Às sete horas, Chica acordou.
Queria perguntar à mãe por que tinha arrancado seu cabelo.
Mas seu tornozelo doía tanto, doía de um jeito que ela não queria falar, nem conseguia chorar.
Hera apressou-se em dar algumas colheradas de mingau de milho para Chica, tentando evitar que o remédio para dor prejudicasse a mucosa do estômago dela.
O analgésico fez efeito, e quando Chica começou a sentir sono, o Dr. Leão entrou para fazer a ronda.
Hera achava que seria algo rápido, cinco minutos no máximo.
Mas, dez minutos depois, o Dr. Leão ainda não tinha saído e começou a bajular Cristiano sem disfarces.
"É uma grande honra para mim poder cuidar da filha do Diretor Lopes."
"Invejo sinceramente os funcionários da UltraIQ, que podem sentir diariamente o carisma e a liderança do senhor, Diretor Lopes."
"Na próxima vida, não vou estudar medicina, vou estudar tecnologia..."
Hera ficou incomodada e disse friamente: "Já terminou a ronda? Pode sair. Você só tem um paciente, é?"

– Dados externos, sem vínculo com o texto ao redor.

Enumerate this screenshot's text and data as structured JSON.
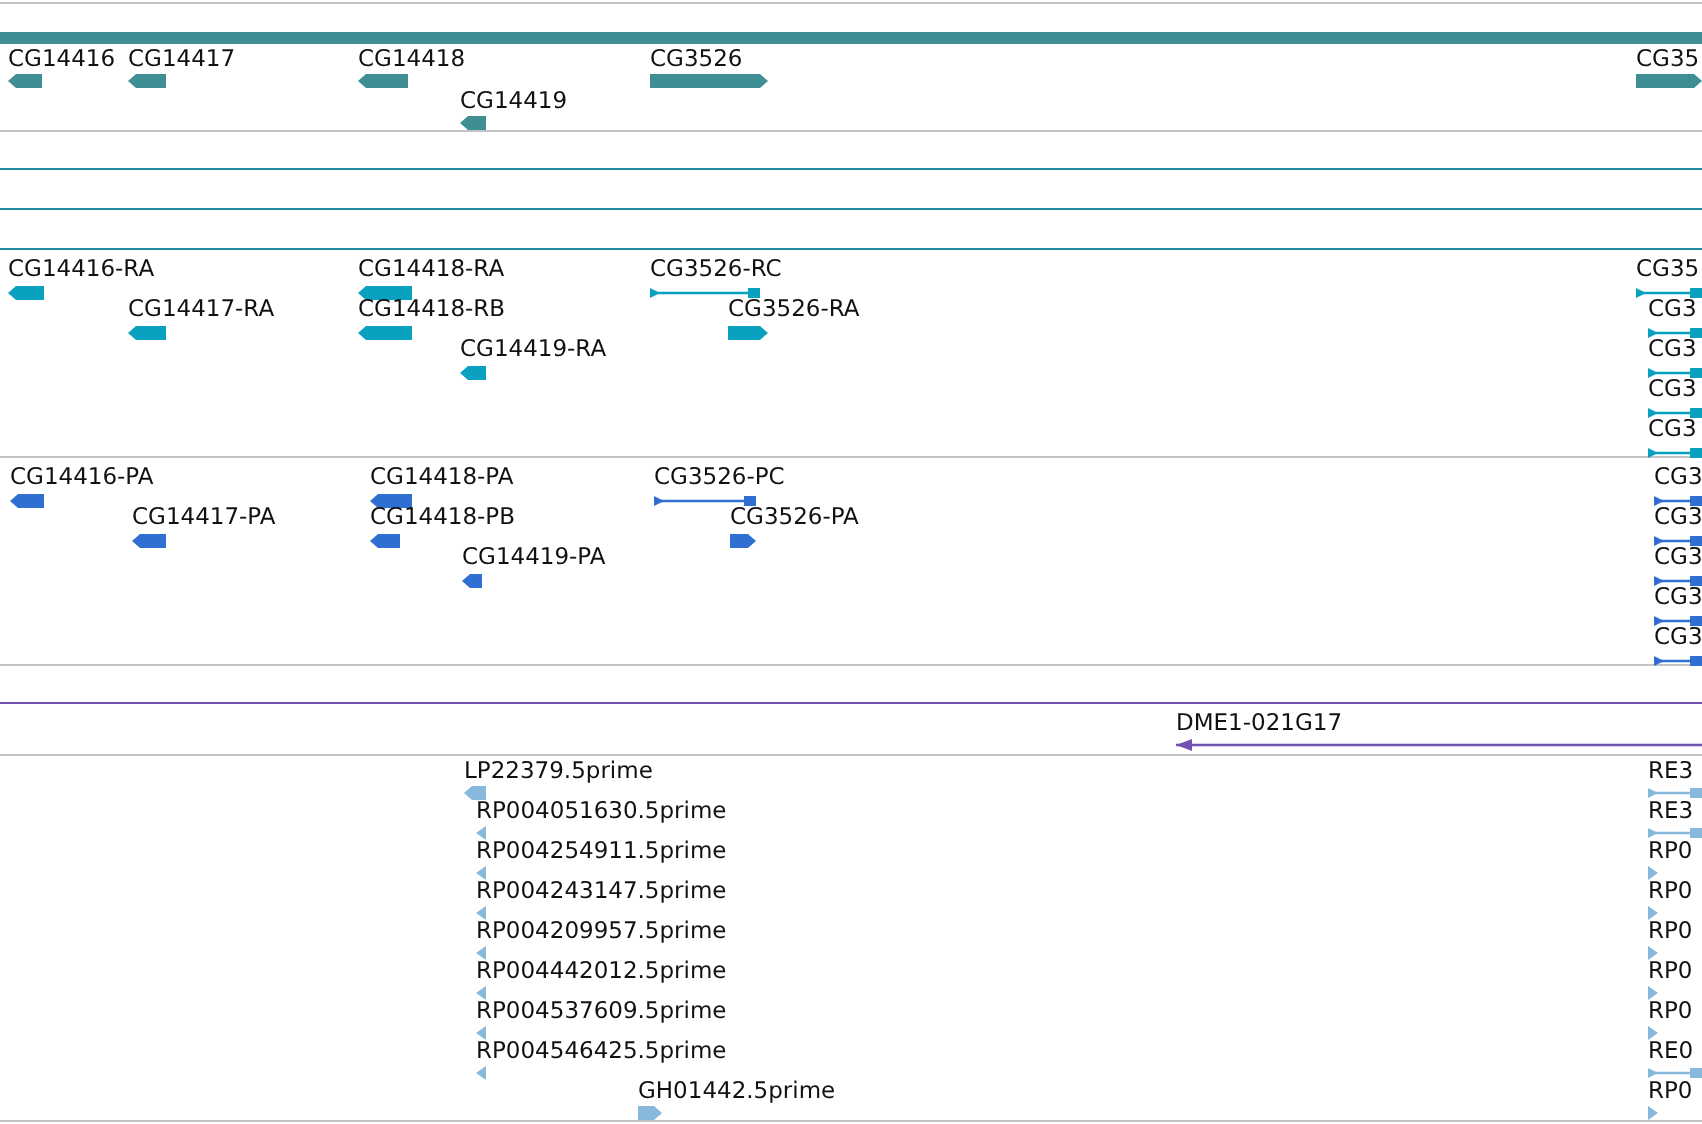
{
  "tracks": [
    {
      "kind": "gene",
      "color": "#3f8e94",
      "features": [
        {
          "label": "CG14416",
          "kind": "block",
          "reverse": true
        },
        {
          "label": "CG14417",
          "kind": "block",
          "reverse": true
        },
        {
          "label": "CG14418",
          "kind": "block",
          "reverse": true
        },
        {
          "label": "CG14419",
          "kind": "block",
          "reverse": true
        },
        {
          "label": "CG3526",
          "kind": "block",
          "reverse": false
        },
        {
          "label": "CG35",
          "kind": "block",
          "reverse": false
        }
      ]
    },
    {
      "kind": "transcript",
      "color": "#0aa0c0",
      "features": [
        {
          "label": "CG14416-RA",
          "kind": "block",
          "reverse": true
        },
        {
          "label": "CG14417-RA",
          "kind": "block",
          "reverse": true
        },
        {
          "label": "CG14418-RA",
          "kind": "block",
          "reverse": true
        },
        {
          "label": "CG14418-RB",
          "kind": "block",
          "reverse": true
        },
        {
          "label": "CG14419-RA",
          "kind": "block",
          "reverse": true
        },
        {
          "label": "CG3526-RC",
          "kind": "spliced",
          "reverse": false
        },
        {
          "label": "CG3526-RA",
          "kind": "block",
          "reverse": false
        },
        {
          "label": "CG35",
          "kind": "spliced",
          "reverse": false
        },
        {
          "label": "CG3",
          "kind": "spliced",
          "reverse": false
        },
        {
          "label": "CG3",
          "kind": "spliced",
          "reverse": false
        },
        {
          "label": "CG3",
          "kind": "spliced",
          "reverse": false
        },
        {
          "label": "CG3",
          "kind": "spliced",
          "reverse": false
        }
      ]
    },
    {
      "kind": "protein",
      "color": "#2f6fd2",
      "features": [
        {
          "label": "CG14416-PA",
          "kind": "block",
          "reverse": true
        },
        {
          "label": "CG14417-PA",
          "kind": "block",
          "reverse": true
        },
        {
          "label": "CG14418-PA",
          "kind": "block",
          "reverse": true
        },
        {
          "label": "CG14418-PB",
          "kind": "block",
          "reverse": true
        },
        {
          "label": "CG14419-PA",
          "kind": "block",
          "reverse": true
        },
        {
          "label": "CG3526-PC",
          "kind": "spliced",
          "reverse": false
        },
        {
          "label": "CG3526-PA",
          "kind": "block",
          "reverse": false
        },
        {
          "label": "CG3",
          "kind": "spliced",
          "reverse": false
        },
        {
          "label": "CG3",
          "kind": "spliced",
          "reverse": false
        },
        {
          "label": "CG3",
          "kind": "spliced",
          "reverse": false
        },
        {
          "label": "CG3",
          "kind": "spliced",
          "reverse": false
        },
        {
          "label": "CG3",
          "kind": "spliced",
          "reverse": false
        }
      ]
    },
    {
      "kind": "clone",
      "color": "#6f52b0",
      "features": [
        {
          "label": "DME1-021G17",
          "kind": "line",
          "reverse": true
        }
      ]
    },
    {
      "kind": "est",
      "color": "#88b8dc",
      "features": [
        {
          "label": "LP22379.5prime",
          "kind": "block",
          "reverse": true
        },
        {
          "label": "RP004051630.5prime",
          "kind": "tick",
          "reverse": true
        },
        {
          "label": "RP004254911.5prime",
          "kind": "tick",
          "reverse": true
        },
        {
          "label": "RP004243147.5prime",
          "kind": "tick",
          "reverse": true
        },
        {
          "label": "RP004209957.5prime",
          "kind": "tick",
          "reverse": true
        },
        {
          "label": "RP004442012.5prime",
          "kind": "tick",
          "reverse": true
        },
        {
          "label": "RP004537609.5prime",
          "kind": "tick",
          "reverse": true
        },
        {
          "label": "RP004546425.5prime",
          "kind": "tick",
          "reverse": true
        },
        {
          "label": "GH01442.5prime",
          "kind": "block",
          "reverse": false
        },
        {
          "label": "RE3",
          "kind": "spliced",
          "reverse": false
        },
        {
          "label": "RE3",
          "kind": "spliced",
          "reverse": false
        },
        {
          "label": "RP0",
          "kind": "tick",
          "reverse": false
        },
        {
          "label": "RP0",
          "kind": "tick",
          "reverse": false
        },
        {
          "label": "RP0",
          "kind": "tick",
          "reverse": false
        },
        {
          "label": "RP0",
          "kind": "tick",
          "reverse": false
        },
        {
          "label": "RP0",
          "kind": "tick",
          "reverse": false
        },
        {
          "label": "RE0",
          "kind": "spliced",
          "reverse": false
        },
        {
          "label": "RP0",
          "kind": "tick",
          "reverse": false
        }
      ]
    }
  ]
}
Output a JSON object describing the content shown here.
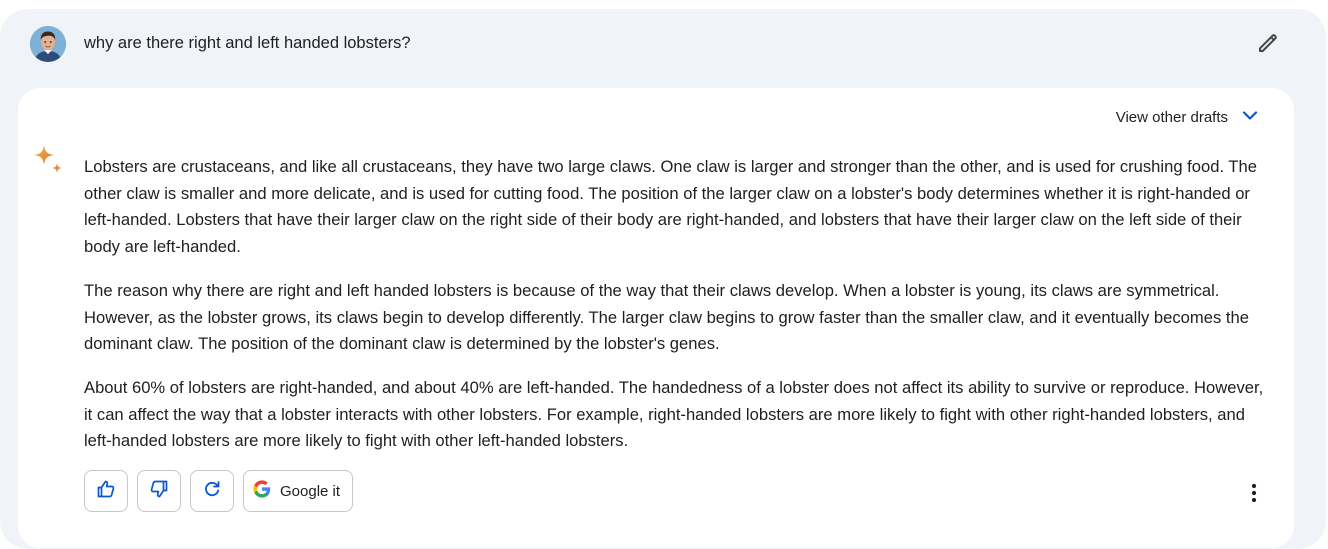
{
  "prompt": {
    "text": "why are there right and left handed lobsters?"
  },
  "drafts": {
    "label": "View other drafts"
  },
  "response": {
    "paragraphs": [
      "Lobsters are crustaceans, and like all crustaceans, they have two large claws. One claw is larger and stronger than the other, and is used for crushing food. The other claw is smaller and more delicate, and is used for cutting food. The position of the larger claw on a lobster's body determines whether it is right-handed or left-handed. Lobsters that have their larger claw on the right side of their body are right-handed, and lobsters that have their larger claw on the left side of their body are left-handed.",
      "The reason why there are right and left handed lobsters is because of the way that their claws develop. When a lobster is young, its claws are symmetrical. However, as the lobster grows, its claws begin to develop differently. The larger claw begins to grow faster than the smaller claw, and it eventually becomes the dominant claw. The position of the dominant claw is determined by the lobster's genes.",
      "About 60% of lobsters are right-handed, and about 40% are left-handed. The handedness of a lobster does not affect its ability to survive or reproduce. However, it can affect the way that a lobster interacts with other lobsters. For example, right-handed lobsters are more likely to fight with other right-handed lobsters, and left-handed lobsters are more likely to fight with other left-handed lobsters."
    ]
  },
  "actions": {
    "google_label": "Google it"
  },
  "icons": {
    "avatar": "user-avatar",
    "edit": "pencil-icon",
    "drafts_toggle": "chevron-down-icon",
    "assistant": "sparkle-icon",
    "like": "thumbs-up-icon",
    "dislike": "thumbs-down-icon",
    "regenerate": "refresh-icon",
    "google": "google-g-icon",
    "more": "more-vertical-icon"
  },
  "colors": {
    "page_bg": "#f0f4f9",
    "card_bg": "#ffffff",
    "accent_blue": "#0b57d0",
    "text": "#1f1f1f"
  }
}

O Dr. Leão ficou constrangido.
Por dentro, xingava Hera, achando que ela merecia ser deixada por um marido rico, sempre tão fria e agressiva, sem nenhum traço de feminilidade, não servia para nada além da beleza...
Cristiano já estava acostumado com as indiretas de Hera, e, como dessa vez não era dirigido a ele, não disse nada.
O Dr. Leão saiu apressadamente.
Cristiano sentou-se no sofá e viu Hera, com movimentos delicados, fazendo Chica dormir.
Por um instante, teve a impressão de voltar ao tempo em que Chica tinha um ano de idade.
Quando chegava do trabalho, costumava ficar parado na porta do quarto infantil, observando Hera colocar Chica para dormir.
Aqueles eram os momentos mais ternos de Hera, e ele sentia saudade daquela felicidade e satisfação...
Rita percebeu o olhar de Cristiano para Hera, quase derretendo, e logo tratou de acordá-lo.